11.10.15

How Deep is Your LAN?

If yours' is like most organizations, the LAN filing system is in a constant state of chaos threatening imminent collapse.

The structure starts out ok at the upper levels - where rules exist, but gets more and more bogged down as you dive closer to your department or team's shared folders.

Sometimes, there's absolutely no logic within your department/team folder - it's based on each person's internal logic.

Sometimes, there's too much logic - too many folders to keep going down until you reach the final folder which only houses one document.

This problem of categorical organization isn't limited to business LAN structures, it occurs everywhere humans need to create structure or taxonomies.  (That's because there's two types of humans: Groupers and Lumpers. Groupers like to give everything a group whereas Lumpers like to lump everything together into one group.)

Why does this matter and what does it have to do with Tableau?



Well, if you're in a team or department that is sharing workbooks outside of Tableau Server, you've probably thought you could place the workbook in the team's LAN folder and have everyone use it there. Or maybe you don't have Tableau Server and are sharing the workbook with everyone viewing through Tableau Reader. Or maybe you are saving and working on your workbooks from a folder on the LAN.

So what's wrong with that?  Nothing, unless they (or you) open it from the LAN. Here's the thing: when you open a Tableau packaged workbook (which is really a zip file), Tableau drops a copy of that zip file on your C:temp folder.

In that zip file is your data (if you've created an extract - please, please tell me you created an extract) and any images you may have used in dashboards.  When you open to a dashboard or a view, Tableau queries the data source (the extract!) and pulls all the values into the charts/tables.  Each time you filter or zoom or go to a new view or dashboard it queries the source again to bring only the values specified for the view(s).

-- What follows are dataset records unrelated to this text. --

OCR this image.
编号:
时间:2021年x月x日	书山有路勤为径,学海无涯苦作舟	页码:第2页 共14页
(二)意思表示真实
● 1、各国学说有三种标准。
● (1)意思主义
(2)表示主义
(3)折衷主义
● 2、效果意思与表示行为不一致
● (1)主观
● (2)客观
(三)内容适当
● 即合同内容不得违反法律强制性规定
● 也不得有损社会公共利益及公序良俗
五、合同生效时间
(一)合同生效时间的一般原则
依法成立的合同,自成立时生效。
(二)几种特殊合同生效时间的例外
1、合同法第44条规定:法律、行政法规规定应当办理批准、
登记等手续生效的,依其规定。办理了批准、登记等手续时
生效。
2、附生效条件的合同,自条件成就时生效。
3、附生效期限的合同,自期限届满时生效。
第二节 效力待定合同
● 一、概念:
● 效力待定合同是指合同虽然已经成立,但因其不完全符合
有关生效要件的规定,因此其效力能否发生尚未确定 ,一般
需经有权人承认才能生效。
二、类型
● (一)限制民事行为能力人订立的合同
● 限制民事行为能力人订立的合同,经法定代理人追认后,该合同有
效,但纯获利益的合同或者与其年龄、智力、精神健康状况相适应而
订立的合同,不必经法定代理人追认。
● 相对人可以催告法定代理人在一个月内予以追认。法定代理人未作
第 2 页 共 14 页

So if you want to get the full value 'In Memory' speed - use Extracts and save and work from the folders on your C:drive that Tableau installed when you installed the software.  If you're sharing workbooks, tell the other person to save it in their C:drive and then open it.  And when you create an extract and it asks you where to save it, save it in the Data Sources folder.

If you don't, then rather than having 'In Memory' speed, you're getting LAN depth * Your network speed and will probably experience lot of  'not responding' or at the least a lot of time watching the spinner and not much time visualizing your data.